The most headline-grabbing solution is for giant machines to filter the air and strip out the gas, as my colleague Matt McGrath has reported.
But although the costs are falling, they remain very high and many wonder whether it's feasible to plaster the planet with so much hardware.
Forests do the job of soaking up carbon dioxide, because the trees need it to grow, but if they're left to rot or are burned, the gas will be released back out again.
There are schemes for fertilising the oceans to encourage plankton to flourish, absorb CO₂ and drag it to the ocean floor - but there are risks of unintended consequences.
Yet another avenue is to mimic a geological process known as weathering, in which rocks are broken down in a chemical reaction that draws carbon dioxide from the air.
This happens all the time naturally but took off in spectacular fashion more than 400 million years ago.
In an ancient chain reaction, as land-based plants evolved to become larger, it's believed their roots sought to extract more mineral nutrients from the rocks, eroding them and exposing them to the air.
That in turn led to a massive reduction in CO₂ in the atmosphere. Could the same effect be repeated?

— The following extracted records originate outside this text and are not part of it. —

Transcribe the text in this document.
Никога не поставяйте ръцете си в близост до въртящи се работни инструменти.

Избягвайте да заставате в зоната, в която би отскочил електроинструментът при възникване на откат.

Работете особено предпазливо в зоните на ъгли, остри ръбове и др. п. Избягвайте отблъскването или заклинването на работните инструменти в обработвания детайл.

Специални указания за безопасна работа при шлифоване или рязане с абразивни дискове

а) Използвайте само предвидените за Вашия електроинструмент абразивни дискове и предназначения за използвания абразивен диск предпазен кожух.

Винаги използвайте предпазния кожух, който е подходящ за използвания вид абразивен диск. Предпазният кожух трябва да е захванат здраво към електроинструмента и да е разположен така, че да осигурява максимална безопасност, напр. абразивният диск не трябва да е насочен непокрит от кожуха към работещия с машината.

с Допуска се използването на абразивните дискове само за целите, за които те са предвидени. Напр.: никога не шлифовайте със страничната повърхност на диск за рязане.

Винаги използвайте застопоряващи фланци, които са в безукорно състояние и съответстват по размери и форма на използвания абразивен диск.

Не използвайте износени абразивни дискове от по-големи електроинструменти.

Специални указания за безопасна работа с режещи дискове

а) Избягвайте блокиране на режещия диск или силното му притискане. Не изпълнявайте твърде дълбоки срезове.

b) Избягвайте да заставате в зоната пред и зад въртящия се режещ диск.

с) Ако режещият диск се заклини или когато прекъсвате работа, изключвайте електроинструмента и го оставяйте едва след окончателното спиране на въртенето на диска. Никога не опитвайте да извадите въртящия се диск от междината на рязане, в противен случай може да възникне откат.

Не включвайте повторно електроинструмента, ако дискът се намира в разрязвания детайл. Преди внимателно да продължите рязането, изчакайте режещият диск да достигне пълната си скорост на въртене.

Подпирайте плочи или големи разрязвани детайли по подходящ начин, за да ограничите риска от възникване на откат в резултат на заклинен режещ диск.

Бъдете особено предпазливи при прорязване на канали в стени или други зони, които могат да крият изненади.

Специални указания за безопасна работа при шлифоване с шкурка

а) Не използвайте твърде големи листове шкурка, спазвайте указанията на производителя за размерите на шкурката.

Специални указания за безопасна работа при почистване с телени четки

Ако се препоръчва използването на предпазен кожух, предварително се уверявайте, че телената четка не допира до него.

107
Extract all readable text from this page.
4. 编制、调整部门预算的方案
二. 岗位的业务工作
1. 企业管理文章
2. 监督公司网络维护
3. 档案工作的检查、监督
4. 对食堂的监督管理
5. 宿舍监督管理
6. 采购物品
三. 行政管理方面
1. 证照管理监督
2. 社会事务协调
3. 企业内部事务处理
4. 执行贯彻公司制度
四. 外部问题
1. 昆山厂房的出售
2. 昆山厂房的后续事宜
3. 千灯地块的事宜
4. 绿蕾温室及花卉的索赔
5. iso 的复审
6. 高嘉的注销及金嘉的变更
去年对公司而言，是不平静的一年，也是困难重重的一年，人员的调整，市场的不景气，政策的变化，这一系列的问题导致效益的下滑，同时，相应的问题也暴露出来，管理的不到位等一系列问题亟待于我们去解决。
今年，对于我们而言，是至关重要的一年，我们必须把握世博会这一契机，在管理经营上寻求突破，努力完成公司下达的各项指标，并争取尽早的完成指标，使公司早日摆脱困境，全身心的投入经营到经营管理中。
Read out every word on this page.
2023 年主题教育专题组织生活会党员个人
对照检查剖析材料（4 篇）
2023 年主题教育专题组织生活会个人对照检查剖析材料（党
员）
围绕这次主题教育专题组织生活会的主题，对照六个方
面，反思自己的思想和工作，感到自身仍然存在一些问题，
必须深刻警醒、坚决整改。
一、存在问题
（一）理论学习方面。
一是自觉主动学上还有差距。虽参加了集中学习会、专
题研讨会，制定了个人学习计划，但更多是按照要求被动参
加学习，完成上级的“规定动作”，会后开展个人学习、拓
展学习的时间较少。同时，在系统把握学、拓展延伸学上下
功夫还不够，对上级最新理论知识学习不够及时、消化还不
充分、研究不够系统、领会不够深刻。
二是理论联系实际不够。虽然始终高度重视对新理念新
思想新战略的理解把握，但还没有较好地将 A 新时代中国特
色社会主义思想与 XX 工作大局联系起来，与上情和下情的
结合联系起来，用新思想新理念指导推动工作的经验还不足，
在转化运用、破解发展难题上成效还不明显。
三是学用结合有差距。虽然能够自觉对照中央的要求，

Prof David Beerling hopes so.
A scientist at Sheffield University, he's leading a ten-year project with a £10m budget from the Leverhulme Trust to investigate the climate potential of rock.
How could rock help tackle global warming?
The concept is to take the volcanic rock basalt, grind it up into a powder and then scatter it on fields.
Trials on a research farm in Illinois have found that the basalt acts as a fertiliser, boosting crop yields, which might help persuade farmers to use it instead of high-carbon artificial fertiliser.
And early results from smaller experiments in Prof Beerling's lab in Sheffield show a more profound benefit: that the presence of the rock in the soil also boosts the amount of carbon dioxide that's taken up, maybe by as much as four times.
As part of the project, trials using basalt have started in Malaysia and Australia to see how different environments affect the results.
The vision is for the biggest emitters such as the US, China and Brazil to take this up, use basalt on their vast agri-businesses and - ideally - soak up a few billion tonnes of CO₂.
Prof Beerling knows that some regard this as over-optimistic but he is clear that a grand strategy is needed.
"Once CO₂ goes up into the air, it doesn't come down unless you do something about it, and the effects last for millennia. And once the ice sheets go, that's it," with millions of people living on or close to coastlines at risk.
"At the moment we have no idea how to remove billions of tonnes of CO₂ from the atmosphere… it's an enormous technological challenge that dwarfs anything we've seen before."
Where would all this rock come from?
If it all had to be freshly dug up, the environmental cost might doom the idea from the start.
But the industrial age has cleared billions of tonnes of the right kind of rock from open-cast mines and has also generated massive amounts of "slag" - waste from iron and steel production - which could also be used.
The practical challenges are obviously immense. But the slag itself, which historically was dumped unwanted in mountainous heaps, is surprisingly good at trapping CO₂.
Dr Phil Renforth of Cardiff University has been gathering samples from some forgotten corners of Britain's industrial heritage. I joined him on a dark hillside in south Wales.
"Globally we produce half a billion tonnes of slag around the world," he said, "and that could capture something on the order of a quarter of a billion tonnes of CO₂.
"So it's not going to do everything but it might be relevant for us."
When might any of these ideas be ready?
That's a question that usually produces shrugs. Too little is known at this stage.
I ask Prof Beerling when the basalt-spraying technique might be in use, assuming it's eventually proven to work on a large scale.
"The infrastructure for farmers to deploy basalt on their crops is already in place. If proven safe and effective, it might be deployable within a decade or two," he says.
Yet all the time, even more CO₂ is being added to the atmosphere - and with few options for reversing it.